Gassaway also appears to re-urge that his postconviction relief efforts show that he was abandoned by his state habeas counsel. See Dkt. No. 31 at 4-6. But Gassaway cannot bolster an abandonment argument through the purported text of a letter that his habeas counsel sent to him on February 14, 2012, stating that counsel had received Gassaway's file from his previous counsel but that he
did not see anything in that file that changes my analysis of your case. I do not see any issues in the case that would give you a reasonable chance of success on an application for Writ of Habeas Corpus. I have carefully reviewed all of trial records and other documents I received in your case. I have looked at every possible thing we could raise on a writ application. Unfortunately, I do not see anything that I feel would be worth pursuing. Please feel free to write me back with any questions or comments.Id. at 5.
Nor does Gassaway credibly challenge the Court's previous finding as to his lack of reasonable diligence. See id. at 4-6.

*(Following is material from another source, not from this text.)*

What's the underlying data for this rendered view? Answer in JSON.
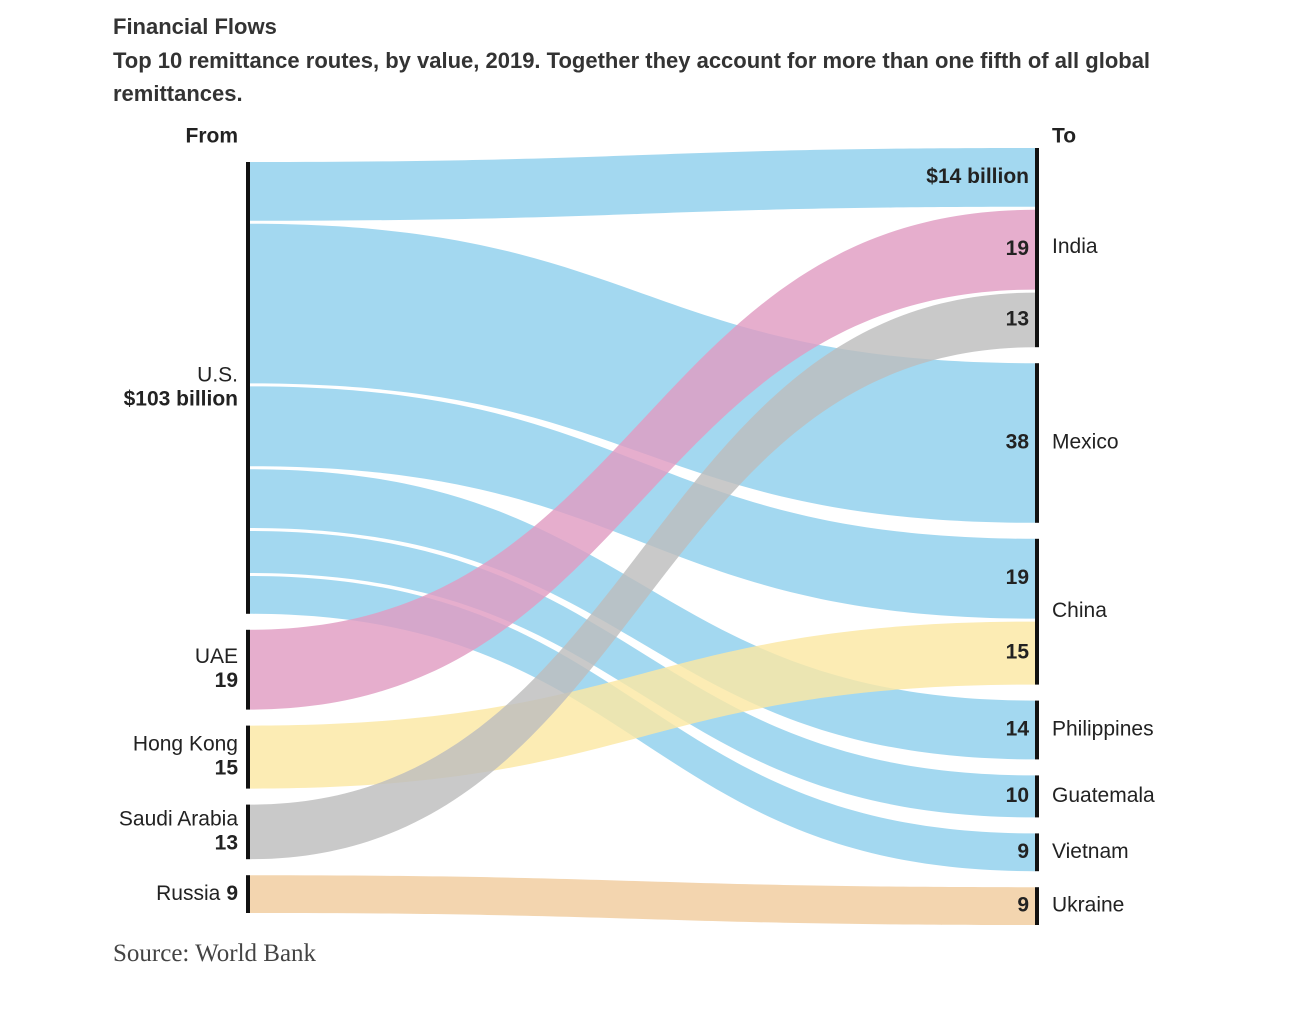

In sum, the construed Rule 60(b) motion should be denied.
Recommendation
The Court should deny Petitioner Kelvin Lee Gassaway's construed motion to vacate the judgment under Federal Rules of Civil Procedure 60(b) [Dkt. No. 31] but should, solely for statistical purposes, reopen and then close this case based on any order accepting or adopting these findings, conclusions, and recommendation.
A copy of these findings, conclusions, and recommendation shall be served on all parties in the manner provided by law. Any party who objects to any part of these findings, conclusions, and recommendation must file specific written objections within 14 days after being served with a copy. See 28 U.S.C. § 636(b)(1); FED. R. CIV. P. 72(b). In order to be specific, an objection must identify the specific finding or recommendation to which objection is made, state the basis for the objection, and specify the place in the magistrate judge's findings, conclusions, and recommendation where the disputed determination is found. An objection that merely incorporates by reference or refers to the briefing before the magistrate judge is not specific. Failure to file specific written objections will bar the aggrieved party from appealing the factual findings and legal conclusions of the magistrate judge that are accepted or adopted by the district court, except upon grounds of plain error. See Douglass v. United Servs. Auto. Ass'n, 79 F.3d 1415, 1417 (5th Cir. 1996).